The process uses chemicals to erode areas of sheet metal to form the shape of a required part or component and needs strict process controls to ensure quality as any deviation can result in defective components and compromised functionality and safety in the final product.
Michael Kern, head of quality management at PCE innovator micrometal, highlighted how the company maintains its compliance with tight tolerances and consistent quality standards for components in order to meet customer demands.
Control means quality
micrometal manufactures products that are far from the usual parts fabricated from metal. These components are often geometrically complex and need to be produced with maximum repeatability, which can only be achieved efficiently with PCE.

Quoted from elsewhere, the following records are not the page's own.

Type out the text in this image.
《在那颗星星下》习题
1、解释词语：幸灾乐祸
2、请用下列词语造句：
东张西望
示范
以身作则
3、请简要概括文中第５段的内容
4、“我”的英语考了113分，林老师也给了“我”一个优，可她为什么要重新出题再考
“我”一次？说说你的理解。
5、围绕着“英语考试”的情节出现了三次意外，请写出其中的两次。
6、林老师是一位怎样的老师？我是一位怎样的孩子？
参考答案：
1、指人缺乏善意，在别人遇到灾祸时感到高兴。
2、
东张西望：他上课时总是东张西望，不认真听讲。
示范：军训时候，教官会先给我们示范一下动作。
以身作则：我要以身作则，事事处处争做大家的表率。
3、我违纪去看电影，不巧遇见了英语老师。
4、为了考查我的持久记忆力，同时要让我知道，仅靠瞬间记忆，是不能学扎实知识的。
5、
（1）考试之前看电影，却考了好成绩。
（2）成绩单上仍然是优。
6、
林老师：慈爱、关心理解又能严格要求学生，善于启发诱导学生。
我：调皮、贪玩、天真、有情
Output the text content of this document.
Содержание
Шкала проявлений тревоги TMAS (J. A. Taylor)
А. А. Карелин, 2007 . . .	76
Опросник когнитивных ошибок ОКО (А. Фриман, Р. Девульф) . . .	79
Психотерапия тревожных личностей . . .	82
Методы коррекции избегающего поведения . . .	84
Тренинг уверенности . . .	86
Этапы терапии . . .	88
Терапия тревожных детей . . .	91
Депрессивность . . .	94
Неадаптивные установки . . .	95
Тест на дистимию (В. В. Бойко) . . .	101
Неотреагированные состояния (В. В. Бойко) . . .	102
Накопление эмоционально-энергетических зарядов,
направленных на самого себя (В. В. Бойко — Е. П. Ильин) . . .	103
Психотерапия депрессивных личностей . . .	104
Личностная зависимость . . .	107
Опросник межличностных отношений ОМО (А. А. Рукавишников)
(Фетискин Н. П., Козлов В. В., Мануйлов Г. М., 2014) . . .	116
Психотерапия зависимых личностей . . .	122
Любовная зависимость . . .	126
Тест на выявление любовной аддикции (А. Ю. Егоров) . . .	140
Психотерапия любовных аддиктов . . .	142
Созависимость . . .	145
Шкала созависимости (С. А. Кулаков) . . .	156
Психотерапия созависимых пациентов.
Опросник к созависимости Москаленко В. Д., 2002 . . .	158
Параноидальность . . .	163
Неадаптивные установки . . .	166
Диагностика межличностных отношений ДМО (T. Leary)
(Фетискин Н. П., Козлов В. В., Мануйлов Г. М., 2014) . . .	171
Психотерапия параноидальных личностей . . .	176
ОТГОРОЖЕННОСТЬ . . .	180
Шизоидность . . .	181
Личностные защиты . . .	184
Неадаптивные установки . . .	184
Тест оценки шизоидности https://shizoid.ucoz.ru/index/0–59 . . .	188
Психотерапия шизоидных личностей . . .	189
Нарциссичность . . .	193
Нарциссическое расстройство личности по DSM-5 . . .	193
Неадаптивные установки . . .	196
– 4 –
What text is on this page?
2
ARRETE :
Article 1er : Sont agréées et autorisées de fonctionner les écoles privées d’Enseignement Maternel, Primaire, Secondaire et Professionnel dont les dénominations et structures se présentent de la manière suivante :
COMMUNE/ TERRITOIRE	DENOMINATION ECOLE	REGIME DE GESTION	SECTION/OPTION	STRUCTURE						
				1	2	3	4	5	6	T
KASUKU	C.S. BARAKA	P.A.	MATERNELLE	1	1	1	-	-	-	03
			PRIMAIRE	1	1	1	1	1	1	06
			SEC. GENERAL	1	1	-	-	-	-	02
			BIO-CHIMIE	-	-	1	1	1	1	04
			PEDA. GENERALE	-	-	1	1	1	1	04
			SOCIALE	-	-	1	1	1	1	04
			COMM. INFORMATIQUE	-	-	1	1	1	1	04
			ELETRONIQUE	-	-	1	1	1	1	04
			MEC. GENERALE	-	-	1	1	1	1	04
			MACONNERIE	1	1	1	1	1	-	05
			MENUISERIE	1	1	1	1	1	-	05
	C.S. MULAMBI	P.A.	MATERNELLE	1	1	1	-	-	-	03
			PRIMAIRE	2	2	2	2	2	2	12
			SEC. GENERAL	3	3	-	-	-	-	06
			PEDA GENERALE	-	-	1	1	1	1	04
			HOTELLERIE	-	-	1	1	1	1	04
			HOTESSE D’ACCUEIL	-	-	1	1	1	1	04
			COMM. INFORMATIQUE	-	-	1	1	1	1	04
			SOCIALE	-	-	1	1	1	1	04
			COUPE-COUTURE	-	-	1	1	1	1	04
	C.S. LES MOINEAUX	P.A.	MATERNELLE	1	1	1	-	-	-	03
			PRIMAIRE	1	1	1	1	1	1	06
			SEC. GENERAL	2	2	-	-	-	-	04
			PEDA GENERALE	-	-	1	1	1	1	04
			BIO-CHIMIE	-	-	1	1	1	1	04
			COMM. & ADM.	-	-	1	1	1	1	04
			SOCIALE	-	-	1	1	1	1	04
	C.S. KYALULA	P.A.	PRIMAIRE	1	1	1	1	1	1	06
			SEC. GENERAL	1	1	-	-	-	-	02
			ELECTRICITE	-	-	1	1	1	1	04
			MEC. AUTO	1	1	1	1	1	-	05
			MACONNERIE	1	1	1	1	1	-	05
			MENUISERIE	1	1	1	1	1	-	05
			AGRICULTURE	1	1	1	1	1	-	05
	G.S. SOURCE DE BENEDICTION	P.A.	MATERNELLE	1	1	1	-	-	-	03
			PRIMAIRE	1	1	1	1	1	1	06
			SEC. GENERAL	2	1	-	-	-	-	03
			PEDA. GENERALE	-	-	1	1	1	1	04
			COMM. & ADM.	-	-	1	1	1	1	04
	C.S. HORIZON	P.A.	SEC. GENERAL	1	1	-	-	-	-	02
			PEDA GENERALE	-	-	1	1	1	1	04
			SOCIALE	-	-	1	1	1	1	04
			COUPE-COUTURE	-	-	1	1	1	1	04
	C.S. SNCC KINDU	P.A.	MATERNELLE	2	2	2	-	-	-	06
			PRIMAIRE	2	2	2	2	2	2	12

According to Kern, quality is at the heart of what his company does as its performance directly impacts how efficiently, over a long period of time, customers’ assembly lines will operate without incidents.
In order to maintain efficient production, micrometal has established control measurements in all areas of production and created a highly reliable supplier base.
“Imagine one defective part or section on a reel one kilometre in length — taking hours to produce — and resulting in the reel needing to be scrapped. Also, we usually do not have one reel being produced at any one time, but several reels simultaneously in a continuous process, meaning we cannot just simply stop production. We cannot remove the defect and continue,” Kern explained.
Detecting defects and changing the game
No manufacturing process is faultless at first and defects in PCE defects cannot be totally eliminated. To address this, micrometal has tapped into technologies designed to detect defects during production and take counter-measures to keep the yield high.
“As our market-leading PCE process is pushing the boundaries of what is possible with etching, quality control technologies are also operating at the edge of their capabilities in a production setting. Because of this, we undertake 100% inspection of our products in a downstream process so that we can be really confident that we have achieved the quality we promised our customers,” Kern said.
For the company, 100% Inspection is a downstream quality process that involves all necessary efforts to re-check every part manufactured with the best technologically available resources.
This inspection is intended to achieve maximum repeatability, reproducibility, and reliability of product output.
“In etching, like in any other production method, there can always be a deviation. But, with all control methods put into place we minimize failures as far as is technically possible,” the micrometal executive said.